Part of the problem is my son loves stuffed animals; specifically one unimaginatively named Monkey,  stuffed monkey.  When Monkey is in his crib, Monkey gets kissed, hugged and his ears get bitten multiple times.  Monkey does not mind this and Paul showers Monkey with biting love.

However the rest of his family and the general population at large do not share Monkey's stuffed ears or capacity to tolerate however many tons of metric pressure one two year old with abnormally sharp cuspids, bicuspids, incisors and molars can bring to bear in a death grip.

So we now have taken extraordinary measures to keep our youngest out of biting range except in controlled environments.  Jean jackets work almost as well as chain mail; so do layered preppy look sweaters except when he goes for the arm.  For the men and boys and those who hate either of these two looks in the family, holding Paul facing away is an effective alternative, though that is much harder on the back; and the umbroller has become the vehicle of choice out in public.   I rejected the idea of a muzzle and/or retainer to keep his jaws under wraps.  

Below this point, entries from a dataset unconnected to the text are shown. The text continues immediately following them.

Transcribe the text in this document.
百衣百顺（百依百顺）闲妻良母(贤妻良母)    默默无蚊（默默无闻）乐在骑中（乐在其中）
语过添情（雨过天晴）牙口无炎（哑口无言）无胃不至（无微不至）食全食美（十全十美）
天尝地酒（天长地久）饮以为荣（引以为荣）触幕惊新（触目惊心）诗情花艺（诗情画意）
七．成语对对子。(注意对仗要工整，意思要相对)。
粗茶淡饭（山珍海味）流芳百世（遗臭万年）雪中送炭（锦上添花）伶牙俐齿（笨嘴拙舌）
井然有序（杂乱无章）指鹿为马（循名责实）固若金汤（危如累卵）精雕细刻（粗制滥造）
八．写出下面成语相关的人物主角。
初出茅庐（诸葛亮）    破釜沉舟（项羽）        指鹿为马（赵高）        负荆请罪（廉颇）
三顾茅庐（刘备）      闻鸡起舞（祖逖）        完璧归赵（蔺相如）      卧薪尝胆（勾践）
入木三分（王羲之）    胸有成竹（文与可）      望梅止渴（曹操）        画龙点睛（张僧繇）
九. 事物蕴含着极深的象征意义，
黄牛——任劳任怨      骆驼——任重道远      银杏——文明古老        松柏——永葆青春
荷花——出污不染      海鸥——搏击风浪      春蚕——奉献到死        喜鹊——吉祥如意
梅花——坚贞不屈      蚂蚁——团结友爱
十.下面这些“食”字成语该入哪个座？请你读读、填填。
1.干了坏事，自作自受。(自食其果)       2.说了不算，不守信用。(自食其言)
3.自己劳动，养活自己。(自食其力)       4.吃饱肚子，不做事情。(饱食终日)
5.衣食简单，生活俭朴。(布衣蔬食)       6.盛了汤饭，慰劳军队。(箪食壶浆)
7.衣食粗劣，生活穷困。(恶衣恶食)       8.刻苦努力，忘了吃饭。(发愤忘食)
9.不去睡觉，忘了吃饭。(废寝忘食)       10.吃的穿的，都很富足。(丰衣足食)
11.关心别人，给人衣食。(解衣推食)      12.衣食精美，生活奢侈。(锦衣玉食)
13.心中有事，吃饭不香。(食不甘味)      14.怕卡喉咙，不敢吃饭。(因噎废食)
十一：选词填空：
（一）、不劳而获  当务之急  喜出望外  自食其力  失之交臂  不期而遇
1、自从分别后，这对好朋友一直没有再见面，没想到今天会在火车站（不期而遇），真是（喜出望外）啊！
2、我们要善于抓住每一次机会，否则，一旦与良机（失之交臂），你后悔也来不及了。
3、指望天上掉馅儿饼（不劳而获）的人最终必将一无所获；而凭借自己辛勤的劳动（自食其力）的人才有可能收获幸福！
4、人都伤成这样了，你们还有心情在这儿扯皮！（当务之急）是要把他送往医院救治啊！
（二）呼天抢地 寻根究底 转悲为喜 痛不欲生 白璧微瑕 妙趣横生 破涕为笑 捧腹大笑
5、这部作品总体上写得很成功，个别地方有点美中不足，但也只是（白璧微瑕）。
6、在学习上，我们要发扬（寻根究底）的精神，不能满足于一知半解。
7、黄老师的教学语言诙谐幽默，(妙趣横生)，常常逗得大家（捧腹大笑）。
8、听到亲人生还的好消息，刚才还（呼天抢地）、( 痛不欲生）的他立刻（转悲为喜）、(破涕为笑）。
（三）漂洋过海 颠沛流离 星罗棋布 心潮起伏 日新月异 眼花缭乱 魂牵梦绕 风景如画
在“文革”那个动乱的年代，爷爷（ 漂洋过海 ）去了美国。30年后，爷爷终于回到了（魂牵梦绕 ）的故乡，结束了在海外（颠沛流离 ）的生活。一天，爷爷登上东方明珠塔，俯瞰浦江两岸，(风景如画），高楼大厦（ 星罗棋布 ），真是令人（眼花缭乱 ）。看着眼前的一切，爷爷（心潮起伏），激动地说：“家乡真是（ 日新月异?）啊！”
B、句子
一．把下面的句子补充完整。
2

One of the children suggested making him walk everywhere possible in hopes that by wearing him out, he won't have the energy to take a bite out of us.    The problem with that solution is two-fold: 1) It reduces the speed at which we move to .0001 miles per hour and allows for other children to thus get into mischief and 2) the internal mental discipline required of the adults moving the party along that pace is as demanding as the physical conditioning needed to run a 10 K in whatever a decent time for a 10 K would be.  

The only real solution to this lies with our young son and the every day maturation process that is taking place.  We'll keep saying no, putting him in the pen and cuffing his nose until he gets it.  In the meantime, if our family portrait this year shows everyone in life preserver vests, I hope you'll understand.

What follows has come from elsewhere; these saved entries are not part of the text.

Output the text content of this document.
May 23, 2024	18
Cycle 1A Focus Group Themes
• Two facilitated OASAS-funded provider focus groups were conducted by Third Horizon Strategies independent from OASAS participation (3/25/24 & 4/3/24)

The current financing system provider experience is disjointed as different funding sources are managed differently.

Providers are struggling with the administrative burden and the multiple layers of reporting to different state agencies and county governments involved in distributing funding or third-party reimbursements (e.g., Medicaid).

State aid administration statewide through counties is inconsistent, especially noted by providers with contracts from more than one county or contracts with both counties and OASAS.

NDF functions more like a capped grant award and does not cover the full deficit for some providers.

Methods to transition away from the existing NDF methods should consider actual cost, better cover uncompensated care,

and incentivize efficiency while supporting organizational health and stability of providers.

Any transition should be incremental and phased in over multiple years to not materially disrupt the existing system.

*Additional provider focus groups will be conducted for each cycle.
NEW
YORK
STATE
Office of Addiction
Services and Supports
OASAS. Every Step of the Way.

Wednesday, February 17, 2010

The Dream We Have May Not Be Ours to Realize

Today I was busy trying to be busy, trying to be a good mom by making it to mass to see my son read for three seconds of petitions. My four year old daughter always needs to use the facilities at mass. Today was no exception.

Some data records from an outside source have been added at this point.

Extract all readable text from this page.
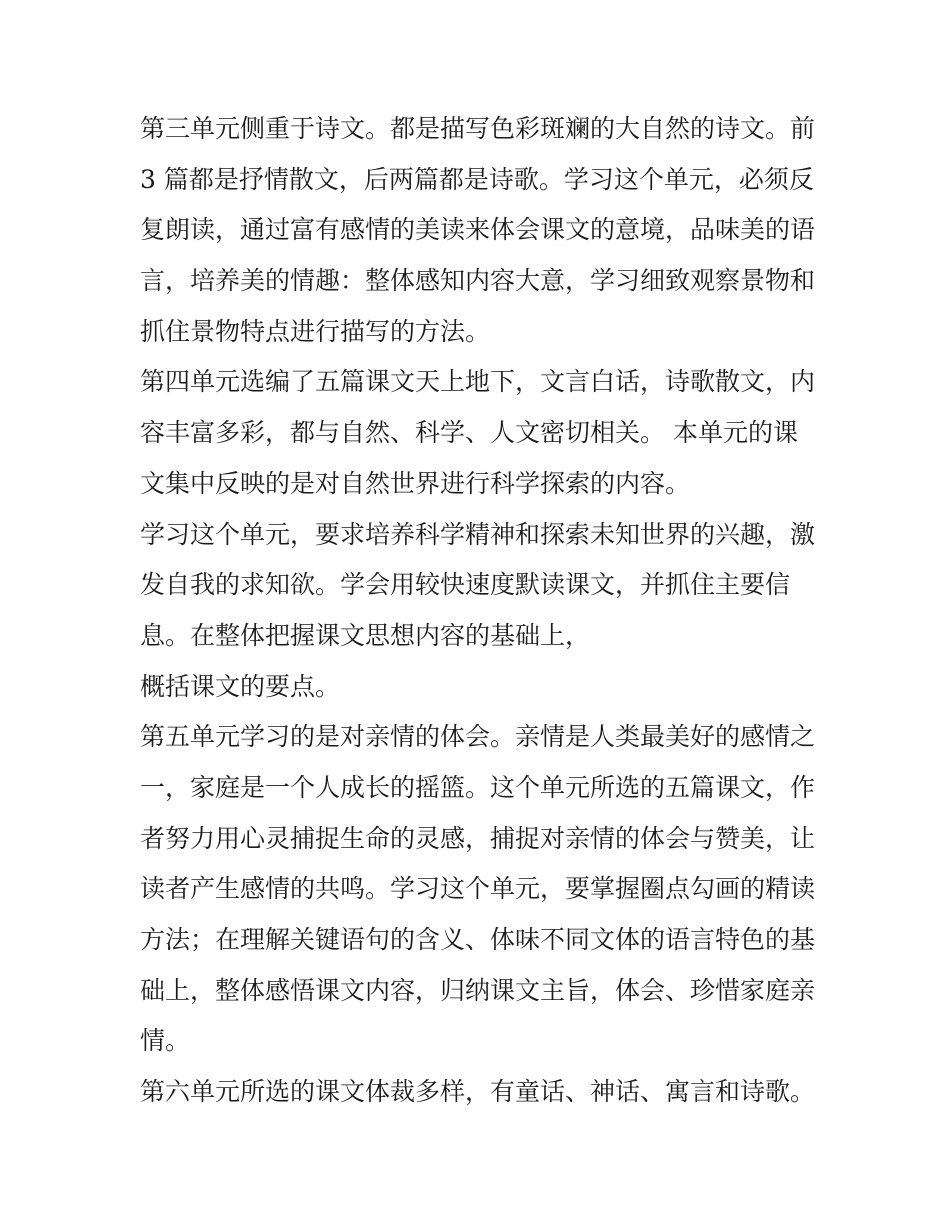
第三单元侧重于诗文。都是描写色彩斑斓的大自然的诗文。前
3 篇都是抒情散文，后两篇都是诗歌。学习这个单元，必须反
复朗读，通过富有感情的美读来体会课文的意境，品味美的语
言，培养美的情趣：整体感知内容大意，学习细致观察景物和
抓住景物特点进行描写的方法。
第四单元选编了五篇课文天上地下，文言白话，诗歌散文，内
容丰富多彩，都与自然、科学、人文密切相关。 本单元的课
文集中反映的是对自然世界进行科学探索的内容。
学习这个单元，要求培养科学精神和探索未知世界的兴趣，激
发自我的求知欲。学会用较快速度默读课文，并抓住主要信
息。在整体把握课文思想内容的基础上，
概括课文的要点。
第五单元学习的是对亲情的体会。亲情是人类最美好的感情之
一，家庭是一个人成长的摇篮。这个单元所选的五篇课文，作
者努力用心灵捕捉生命的灵感，捕捉对亲情的体会与赞美，让
读者产生感情的共鸣。学习这个单元，要掌握圈点勾画的精读
方法；在理解关键语句的含义、体味不同文体的语言特色的基
础上，整体感悟课文内容，归纳课文主旨，体会、珍惜家庭亲
情。
第六单元所选的课文体裁多样，有童话、神话、寓言和诗歌。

A friend offered to watch Paul and Regina so I could take Rita by myself and I stopped to watch the class of students aiding the set up of the soup kitchen. These were children with moderate disabilities, some of them non verbal. They were serving those who would come to eat because they had no other place to eat. They were doing meaningful work despite their disabilities, or perhaps because of their disabilities. If they had not been handicapped, they would be in regular classes learning history or algebra or wondering why they had to learn history or algebra and when was lunch?

Instead, they were setting the tables, adding napkins and flowers and notecards. I watched a young man pushing a cart. This could one day be my son, feeding the hungry. I thanked the teachers overseeing the students. Today, a dream I'd harbored was fulfilled not by me, but for me.

You see, when I was a doctoral student, I wanted to run a soup kitchen where the students with developmental delays served and cooked the food. I wanted the kids to do meaningful work that served others. I had served as a supervisor in graduate school at a "simulated workshop" where simulated work was done and hated it. I had watched students grow angry at not the menial nature of the work but the menial nature of their lives, of expectations.

"Who wants to grow up to be a maid?" a student Christina had said one day as she slapped down her book bag. I found I could only agree. Who wants to be a servant? It was then that I started pondering how to make vocational training as it was called, vocational learning (my term). “Who wants to serve?” was a much more compelling question in my mind.

Going back to the mass, we made it to hear my son say his part and I sat there feeling my heart plucked by the readings and the Mass and the ashes and the reality that the meek were feeding the hungry and how great it was, that even little ones like my son Paul might one day be able to act as Christ to others in the little way of setting a table or adding flowers.

The degree didn't happen and neither did the school I'd planned, but the vision of what I hoped did, without me. I just was blessed to see it and to recognize it realized today.